He had a heart attack 14 years ago.

In good health now. Looking to 1035 a small whole life policy to buy a bigger death benefit with a new policy, a UL--new policy.

He got the paramed exam, and the company requested a APS. Not sure if the APS was already presented or has yet to be presented.

Anyway he texted me that 2 days ago he had a heart attack, and the doctor said their was no damage, confirmed by tests, but he is going in for a stent on Monday.

No premium was collected while the policy is being underwritten.

Is it possible that the policy would be approved concurrently with the sent procedure ?

Is this a guaranteed decline ?
The illustration was for one better than standard, but now it would surely be table rates.

Any chance this policy gets approved ?
Death Benefit less than 250k.

35k is initial 1035 dump in, and yearly premium was $ 6500.

Thanks
 
I have a 70 year old client.
He had a heart attack 14 years ago.

In good health now. Looking to 1035 a small whole life policy to buy a bigger death benefit with a new policy, a UL--new policy.

He got the paramed exam, and the company requested a APS. Not sure if the APS was already presented or has yet to be presented.

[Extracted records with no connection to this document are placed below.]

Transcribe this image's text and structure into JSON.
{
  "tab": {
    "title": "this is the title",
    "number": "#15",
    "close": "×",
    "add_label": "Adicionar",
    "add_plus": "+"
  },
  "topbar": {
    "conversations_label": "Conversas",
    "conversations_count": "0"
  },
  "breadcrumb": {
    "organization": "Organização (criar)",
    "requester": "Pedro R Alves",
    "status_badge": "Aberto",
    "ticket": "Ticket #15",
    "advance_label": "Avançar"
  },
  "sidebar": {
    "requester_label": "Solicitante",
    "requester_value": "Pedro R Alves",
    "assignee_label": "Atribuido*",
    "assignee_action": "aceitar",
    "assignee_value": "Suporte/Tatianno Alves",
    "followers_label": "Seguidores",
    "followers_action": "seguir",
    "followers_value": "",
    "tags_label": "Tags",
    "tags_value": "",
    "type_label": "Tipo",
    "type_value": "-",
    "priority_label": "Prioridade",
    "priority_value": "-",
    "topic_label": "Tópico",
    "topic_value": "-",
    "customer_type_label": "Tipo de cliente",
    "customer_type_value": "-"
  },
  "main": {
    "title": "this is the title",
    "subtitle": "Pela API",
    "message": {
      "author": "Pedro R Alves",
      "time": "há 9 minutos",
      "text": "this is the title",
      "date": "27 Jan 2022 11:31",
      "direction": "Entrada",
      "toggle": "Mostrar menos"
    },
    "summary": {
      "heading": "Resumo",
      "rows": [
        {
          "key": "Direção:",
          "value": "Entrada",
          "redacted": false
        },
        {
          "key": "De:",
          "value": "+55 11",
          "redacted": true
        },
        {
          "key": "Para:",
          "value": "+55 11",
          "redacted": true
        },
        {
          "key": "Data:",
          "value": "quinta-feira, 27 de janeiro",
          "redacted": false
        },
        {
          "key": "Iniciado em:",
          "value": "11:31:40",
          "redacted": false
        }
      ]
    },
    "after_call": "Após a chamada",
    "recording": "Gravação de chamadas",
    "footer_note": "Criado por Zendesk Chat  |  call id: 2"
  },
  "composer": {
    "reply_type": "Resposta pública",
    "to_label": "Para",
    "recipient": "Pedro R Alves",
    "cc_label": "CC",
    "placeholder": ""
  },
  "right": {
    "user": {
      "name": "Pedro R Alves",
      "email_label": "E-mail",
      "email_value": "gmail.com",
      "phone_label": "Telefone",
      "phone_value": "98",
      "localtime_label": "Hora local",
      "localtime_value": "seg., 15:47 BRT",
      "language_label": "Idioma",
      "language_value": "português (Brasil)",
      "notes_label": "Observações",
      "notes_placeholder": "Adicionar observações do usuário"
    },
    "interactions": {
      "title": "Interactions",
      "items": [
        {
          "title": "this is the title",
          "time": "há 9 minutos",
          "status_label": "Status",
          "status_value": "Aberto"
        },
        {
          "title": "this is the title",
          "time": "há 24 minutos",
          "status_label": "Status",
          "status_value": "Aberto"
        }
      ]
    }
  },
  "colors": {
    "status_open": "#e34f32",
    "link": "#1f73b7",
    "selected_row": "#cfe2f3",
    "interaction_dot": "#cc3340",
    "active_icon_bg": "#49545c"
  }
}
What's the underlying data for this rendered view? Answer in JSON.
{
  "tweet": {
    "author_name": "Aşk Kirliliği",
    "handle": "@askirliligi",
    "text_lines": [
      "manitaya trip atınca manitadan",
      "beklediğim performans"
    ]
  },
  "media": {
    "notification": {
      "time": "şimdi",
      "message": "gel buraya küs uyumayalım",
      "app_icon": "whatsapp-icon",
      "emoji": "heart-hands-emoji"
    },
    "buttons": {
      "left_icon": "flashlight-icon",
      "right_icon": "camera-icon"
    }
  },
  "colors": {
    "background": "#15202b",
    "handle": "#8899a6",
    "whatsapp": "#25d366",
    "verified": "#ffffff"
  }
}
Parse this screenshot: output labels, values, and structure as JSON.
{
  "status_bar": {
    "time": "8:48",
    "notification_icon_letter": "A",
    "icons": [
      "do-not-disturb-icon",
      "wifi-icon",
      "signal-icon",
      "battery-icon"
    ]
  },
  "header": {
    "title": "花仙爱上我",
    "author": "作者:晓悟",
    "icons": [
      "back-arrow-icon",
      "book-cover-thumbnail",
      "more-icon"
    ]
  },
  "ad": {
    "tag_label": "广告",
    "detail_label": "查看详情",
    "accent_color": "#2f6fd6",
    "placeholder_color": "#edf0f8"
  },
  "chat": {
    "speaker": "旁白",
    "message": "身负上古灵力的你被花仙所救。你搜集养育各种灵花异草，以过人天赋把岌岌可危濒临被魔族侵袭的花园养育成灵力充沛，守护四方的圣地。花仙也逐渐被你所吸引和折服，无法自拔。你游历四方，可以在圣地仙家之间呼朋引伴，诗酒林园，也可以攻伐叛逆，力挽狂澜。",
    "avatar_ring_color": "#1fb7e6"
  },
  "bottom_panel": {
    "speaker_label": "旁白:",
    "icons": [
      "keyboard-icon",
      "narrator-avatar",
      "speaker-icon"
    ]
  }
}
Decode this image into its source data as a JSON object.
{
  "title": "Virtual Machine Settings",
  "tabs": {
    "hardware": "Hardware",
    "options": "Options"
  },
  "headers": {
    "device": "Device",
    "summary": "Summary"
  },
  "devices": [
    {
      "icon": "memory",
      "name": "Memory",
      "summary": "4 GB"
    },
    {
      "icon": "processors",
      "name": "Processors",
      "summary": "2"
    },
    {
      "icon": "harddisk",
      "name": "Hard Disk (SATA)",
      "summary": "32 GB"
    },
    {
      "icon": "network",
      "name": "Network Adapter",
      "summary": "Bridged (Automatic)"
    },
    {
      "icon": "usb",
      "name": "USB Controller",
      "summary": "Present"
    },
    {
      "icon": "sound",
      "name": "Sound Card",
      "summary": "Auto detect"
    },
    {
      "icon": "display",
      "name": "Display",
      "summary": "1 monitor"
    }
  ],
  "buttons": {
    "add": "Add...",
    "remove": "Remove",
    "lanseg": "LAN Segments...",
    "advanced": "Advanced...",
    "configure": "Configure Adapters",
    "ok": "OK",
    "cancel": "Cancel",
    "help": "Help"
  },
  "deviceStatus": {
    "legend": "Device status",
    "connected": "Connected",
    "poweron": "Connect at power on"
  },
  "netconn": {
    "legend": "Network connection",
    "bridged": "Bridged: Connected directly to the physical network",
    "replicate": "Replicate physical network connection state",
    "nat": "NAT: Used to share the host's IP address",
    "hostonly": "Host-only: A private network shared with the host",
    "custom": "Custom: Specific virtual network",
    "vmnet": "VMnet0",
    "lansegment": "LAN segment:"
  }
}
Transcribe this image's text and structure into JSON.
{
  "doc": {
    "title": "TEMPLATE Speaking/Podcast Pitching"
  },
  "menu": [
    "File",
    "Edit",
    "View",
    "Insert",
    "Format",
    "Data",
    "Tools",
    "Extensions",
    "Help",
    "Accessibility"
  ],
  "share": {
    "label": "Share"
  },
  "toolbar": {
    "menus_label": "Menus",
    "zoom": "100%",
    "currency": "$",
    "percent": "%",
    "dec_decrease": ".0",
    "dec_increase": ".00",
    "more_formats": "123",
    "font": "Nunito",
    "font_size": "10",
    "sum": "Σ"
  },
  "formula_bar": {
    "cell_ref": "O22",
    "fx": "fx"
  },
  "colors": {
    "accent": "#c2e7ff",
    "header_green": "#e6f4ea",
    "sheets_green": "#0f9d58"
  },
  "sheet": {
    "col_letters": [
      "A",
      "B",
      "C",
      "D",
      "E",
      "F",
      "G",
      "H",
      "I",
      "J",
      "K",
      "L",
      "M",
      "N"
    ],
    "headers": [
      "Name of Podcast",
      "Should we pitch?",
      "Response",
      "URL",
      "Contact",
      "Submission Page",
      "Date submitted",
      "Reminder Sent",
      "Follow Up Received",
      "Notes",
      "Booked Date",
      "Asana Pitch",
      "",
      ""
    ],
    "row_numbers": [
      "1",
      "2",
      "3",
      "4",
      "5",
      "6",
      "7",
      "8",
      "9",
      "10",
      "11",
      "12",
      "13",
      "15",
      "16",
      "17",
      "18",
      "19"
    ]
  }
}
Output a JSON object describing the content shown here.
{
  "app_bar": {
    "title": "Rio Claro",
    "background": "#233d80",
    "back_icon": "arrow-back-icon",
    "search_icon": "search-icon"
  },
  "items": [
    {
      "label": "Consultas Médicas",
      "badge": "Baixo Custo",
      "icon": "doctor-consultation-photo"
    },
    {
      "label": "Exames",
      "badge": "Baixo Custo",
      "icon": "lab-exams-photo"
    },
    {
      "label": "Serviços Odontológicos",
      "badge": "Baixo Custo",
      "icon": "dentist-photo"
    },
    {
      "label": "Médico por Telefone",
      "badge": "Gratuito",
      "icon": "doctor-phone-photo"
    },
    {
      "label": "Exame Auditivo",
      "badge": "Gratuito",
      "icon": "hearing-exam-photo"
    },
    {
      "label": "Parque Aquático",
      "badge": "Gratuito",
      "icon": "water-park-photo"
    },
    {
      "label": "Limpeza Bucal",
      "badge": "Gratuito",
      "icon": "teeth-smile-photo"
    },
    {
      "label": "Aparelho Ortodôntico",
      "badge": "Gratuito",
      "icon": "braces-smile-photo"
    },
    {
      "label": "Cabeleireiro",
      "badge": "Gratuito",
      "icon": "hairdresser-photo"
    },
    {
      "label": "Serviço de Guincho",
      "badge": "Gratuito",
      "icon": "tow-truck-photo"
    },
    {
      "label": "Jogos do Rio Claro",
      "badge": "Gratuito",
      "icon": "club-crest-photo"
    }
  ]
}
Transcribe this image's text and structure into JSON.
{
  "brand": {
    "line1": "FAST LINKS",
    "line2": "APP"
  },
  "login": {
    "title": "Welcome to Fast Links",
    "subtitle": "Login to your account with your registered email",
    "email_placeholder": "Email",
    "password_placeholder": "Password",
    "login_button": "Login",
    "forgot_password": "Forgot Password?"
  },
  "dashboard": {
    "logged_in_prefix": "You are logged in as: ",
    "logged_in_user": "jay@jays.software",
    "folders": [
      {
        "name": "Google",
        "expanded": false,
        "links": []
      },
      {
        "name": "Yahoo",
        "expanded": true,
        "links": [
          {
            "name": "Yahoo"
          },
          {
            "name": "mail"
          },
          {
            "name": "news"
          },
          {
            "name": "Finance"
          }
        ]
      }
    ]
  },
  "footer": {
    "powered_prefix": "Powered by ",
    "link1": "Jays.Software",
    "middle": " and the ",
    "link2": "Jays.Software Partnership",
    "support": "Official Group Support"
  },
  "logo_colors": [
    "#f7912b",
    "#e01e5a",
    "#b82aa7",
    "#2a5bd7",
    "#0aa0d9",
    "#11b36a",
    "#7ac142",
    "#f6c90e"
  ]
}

Anyway he texted me that 2 days ago he had a heart attack, and the doctor said their was no damage, confirmed by tests, but he is going in for a stent on Monday.

No premium was collected while the policy is being underwritten.

Is it possible that the policy would be approved concurrently with the sent procedure ?

Is this a guaranteed decline ?
The illustration was for one better than standard, but now it would surely be table rates.

Any chance this policy gets approved ?
Death Benefit less than 250k.

35k is initial 1035 dump in, and yearly premium was $ 6500.

Thanks

Yes, you will need to contact the insurance company and inform them. They will want you to withdraw the the app or it will be declined.
 
Typically after a MI (heart attack) there's a 3 month postpone even for a small one with minimal damage. Since there will be a statement to be signed upon delivery that his health hasn't changed since the initial application, he cannot sign that without lying.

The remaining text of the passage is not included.